Así, volver a probar y a oír suspiros de monja o bienmesabe, al estilo colombiano y al mexicano, que son asuntos diferentes; o las hojuelas que Sor Juana Inés de la Cruz hacía preparar en el rinconcito de su celda, en su pequeña cocina, al estilo de España, porque ella misma señala que en su ciudad las denominaban buñuelos. Incluso los huevos moles, que con tanto primor preparamos en las dos orillas, al menos en México y en Portugal, es como volver a estar en casa, en una casa decimonónica quizás, pero familiar y amada.

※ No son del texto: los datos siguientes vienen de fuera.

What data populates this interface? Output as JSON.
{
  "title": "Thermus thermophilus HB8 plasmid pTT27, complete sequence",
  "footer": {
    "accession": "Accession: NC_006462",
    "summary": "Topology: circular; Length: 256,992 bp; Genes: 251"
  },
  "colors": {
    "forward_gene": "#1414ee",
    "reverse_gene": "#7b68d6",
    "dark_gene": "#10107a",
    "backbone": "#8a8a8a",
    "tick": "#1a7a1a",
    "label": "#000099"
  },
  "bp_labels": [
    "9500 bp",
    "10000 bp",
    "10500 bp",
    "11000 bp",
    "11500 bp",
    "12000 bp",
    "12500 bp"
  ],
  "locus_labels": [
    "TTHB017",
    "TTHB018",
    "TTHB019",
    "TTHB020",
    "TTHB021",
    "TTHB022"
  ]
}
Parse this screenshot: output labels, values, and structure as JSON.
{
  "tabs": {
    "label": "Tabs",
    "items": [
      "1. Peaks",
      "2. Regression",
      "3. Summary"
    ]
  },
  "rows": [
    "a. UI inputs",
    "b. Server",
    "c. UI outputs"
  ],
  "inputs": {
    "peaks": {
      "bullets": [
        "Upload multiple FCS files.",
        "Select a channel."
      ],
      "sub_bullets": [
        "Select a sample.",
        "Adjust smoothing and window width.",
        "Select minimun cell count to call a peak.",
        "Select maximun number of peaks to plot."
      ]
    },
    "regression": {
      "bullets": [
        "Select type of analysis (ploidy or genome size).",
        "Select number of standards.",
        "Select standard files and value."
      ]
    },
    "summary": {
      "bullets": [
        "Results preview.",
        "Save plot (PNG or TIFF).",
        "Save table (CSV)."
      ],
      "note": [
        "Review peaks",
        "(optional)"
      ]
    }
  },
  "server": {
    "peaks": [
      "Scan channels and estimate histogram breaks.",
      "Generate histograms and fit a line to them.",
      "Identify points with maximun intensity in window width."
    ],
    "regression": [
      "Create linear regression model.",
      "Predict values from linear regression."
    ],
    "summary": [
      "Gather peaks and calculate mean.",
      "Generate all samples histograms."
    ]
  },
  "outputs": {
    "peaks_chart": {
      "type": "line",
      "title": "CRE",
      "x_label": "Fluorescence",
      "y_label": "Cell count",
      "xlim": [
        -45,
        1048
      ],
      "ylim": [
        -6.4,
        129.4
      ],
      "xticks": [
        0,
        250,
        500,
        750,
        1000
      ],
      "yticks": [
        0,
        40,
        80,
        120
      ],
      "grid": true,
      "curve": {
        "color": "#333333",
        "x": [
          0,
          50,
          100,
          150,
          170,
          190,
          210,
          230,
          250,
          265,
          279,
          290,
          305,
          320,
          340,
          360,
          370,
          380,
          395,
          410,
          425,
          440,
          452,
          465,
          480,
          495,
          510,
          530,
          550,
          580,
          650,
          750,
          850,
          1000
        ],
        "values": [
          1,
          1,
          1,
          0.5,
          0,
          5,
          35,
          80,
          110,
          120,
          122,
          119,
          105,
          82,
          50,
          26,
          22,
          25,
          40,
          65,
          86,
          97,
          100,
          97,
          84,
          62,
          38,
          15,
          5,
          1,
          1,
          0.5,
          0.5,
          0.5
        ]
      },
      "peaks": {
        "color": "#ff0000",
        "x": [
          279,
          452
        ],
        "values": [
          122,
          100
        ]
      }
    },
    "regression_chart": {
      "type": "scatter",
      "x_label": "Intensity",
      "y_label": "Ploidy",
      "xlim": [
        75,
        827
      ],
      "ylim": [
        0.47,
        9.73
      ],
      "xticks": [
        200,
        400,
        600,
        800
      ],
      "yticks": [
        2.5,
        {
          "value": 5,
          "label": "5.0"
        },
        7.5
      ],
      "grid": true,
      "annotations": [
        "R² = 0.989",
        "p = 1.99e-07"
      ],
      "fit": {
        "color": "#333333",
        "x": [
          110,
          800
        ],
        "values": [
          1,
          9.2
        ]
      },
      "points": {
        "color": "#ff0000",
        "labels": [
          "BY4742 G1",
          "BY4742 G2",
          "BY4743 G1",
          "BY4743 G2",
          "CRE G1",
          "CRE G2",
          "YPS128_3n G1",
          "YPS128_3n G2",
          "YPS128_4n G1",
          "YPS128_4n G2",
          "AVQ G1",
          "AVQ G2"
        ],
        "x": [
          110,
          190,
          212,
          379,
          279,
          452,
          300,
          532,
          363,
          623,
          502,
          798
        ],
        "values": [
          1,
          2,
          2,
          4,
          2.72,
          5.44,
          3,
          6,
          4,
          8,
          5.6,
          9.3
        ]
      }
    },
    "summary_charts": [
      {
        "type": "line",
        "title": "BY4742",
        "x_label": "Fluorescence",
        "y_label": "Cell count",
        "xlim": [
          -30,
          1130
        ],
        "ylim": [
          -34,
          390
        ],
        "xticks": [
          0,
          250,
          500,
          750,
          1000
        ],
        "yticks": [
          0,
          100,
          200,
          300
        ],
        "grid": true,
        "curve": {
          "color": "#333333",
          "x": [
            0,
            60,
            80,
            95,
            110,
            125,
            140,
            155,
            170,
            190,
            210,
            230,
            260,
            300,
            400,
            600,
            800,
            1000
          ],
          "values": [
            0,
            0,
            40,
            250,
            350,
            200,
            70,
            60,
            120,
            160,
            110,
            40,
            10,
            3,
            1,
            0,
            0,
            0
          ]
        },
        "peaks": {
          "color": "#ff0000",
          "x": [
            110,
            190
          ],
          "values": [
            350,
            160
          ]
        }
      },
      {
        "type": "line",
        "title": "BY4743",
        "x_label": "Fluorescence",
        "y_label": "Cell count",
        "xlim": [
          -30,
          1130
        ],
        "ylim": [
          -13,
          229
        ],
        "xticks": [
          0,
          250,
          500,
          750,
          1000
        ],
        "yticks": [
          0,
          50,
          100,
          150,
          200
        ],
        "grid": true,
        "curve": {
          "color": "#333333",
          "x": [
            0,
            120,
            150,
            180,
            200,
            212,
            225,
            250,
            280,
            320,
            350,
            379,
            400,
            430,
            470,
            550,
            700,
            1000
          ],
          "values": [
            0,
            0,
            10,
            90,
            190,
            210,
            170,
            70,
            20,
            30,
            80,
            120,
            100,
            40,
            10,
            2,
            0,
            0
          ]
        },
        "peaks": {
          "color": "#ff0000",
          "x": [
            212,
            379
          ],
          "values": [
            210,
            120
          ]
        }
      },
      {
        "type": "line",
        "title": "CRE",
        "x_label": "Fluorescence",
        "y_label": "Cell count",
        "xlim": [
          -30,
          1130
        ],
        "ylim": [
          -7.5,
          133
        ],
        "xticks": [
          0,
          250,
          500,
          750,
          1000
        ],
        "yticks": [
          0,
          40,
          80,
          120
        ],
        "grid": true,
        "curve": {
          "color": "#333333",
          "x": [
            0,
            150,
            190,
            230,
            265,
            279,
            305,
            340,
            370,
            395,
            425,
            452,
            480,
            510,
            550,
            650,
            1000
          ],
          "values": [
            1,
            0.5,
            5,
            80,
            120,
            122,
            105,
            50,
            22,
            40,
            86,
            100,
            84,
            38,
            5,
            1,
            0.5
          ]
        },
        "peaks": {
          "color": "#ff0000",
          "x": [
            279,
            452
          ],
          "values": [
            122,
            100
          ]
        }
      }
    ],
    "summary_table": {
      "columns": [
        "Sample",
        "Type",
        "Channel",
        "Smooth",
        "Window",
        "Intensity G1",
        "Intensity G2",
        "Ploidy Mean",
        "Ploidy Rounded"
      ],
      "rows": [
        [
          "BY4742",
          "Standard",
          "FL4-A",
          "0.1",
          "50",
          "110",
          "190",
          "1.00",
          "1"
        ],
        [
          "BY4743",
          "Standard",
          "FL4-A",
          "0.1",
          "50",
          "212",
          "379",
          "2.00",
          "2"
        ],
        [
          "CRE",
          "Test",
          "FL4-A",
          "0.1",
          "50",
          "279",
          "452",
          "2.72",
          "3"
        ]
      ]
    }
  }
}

Es la lengua, la lengua, la patria común de todos nosotros, que se revela amorosa en las preparaciones de cocina tradicional, no siempre popular, pero conocida y valorada. La americaneidad no es solamente la pertenencia a un territorio, es el amor, son los lazos comunes y la sensación de que sí, de que todos pertenecemos a esa gran familia capaz de entenderse con las palabras de los viejos hidalgos, que todavía resuenan en las voces del exacto Quevedo y de Cervantes o de los exuberantes Rubén Darío o la inteligente y hábil Sor Juana Inés.
Fortalecer y no quebrar, unir y no separar, porque cuando sólo están las personas, una a una, hay voluntad de afecto y de comprensión. Desgraciadamente, también están la perversión de las medias verdades, de las mentiras evidentes, de la manipulación a través de las emociones. Hay un gran interés por romper lo que nos une, lo cual es evidente y no sorprende aunque entristezca, por el calado que va adquiriendo. Revirtámoslo.
Se hace necesario mantener viva la americaneidad, la españolidad de nuestra lengua, una gran parte de nuestra historia común, que es, como el urbanismo que los españoles y criollos crearon con generosidad y buen conocimiento en las ciudades ex novo: de retícula hipodámica de trazado en damero, de calles rectas, amplias que conducen a una amplia, libre y abierta plaza central, que podemos considerar metafóricamente que es nuestra lengua común, el español.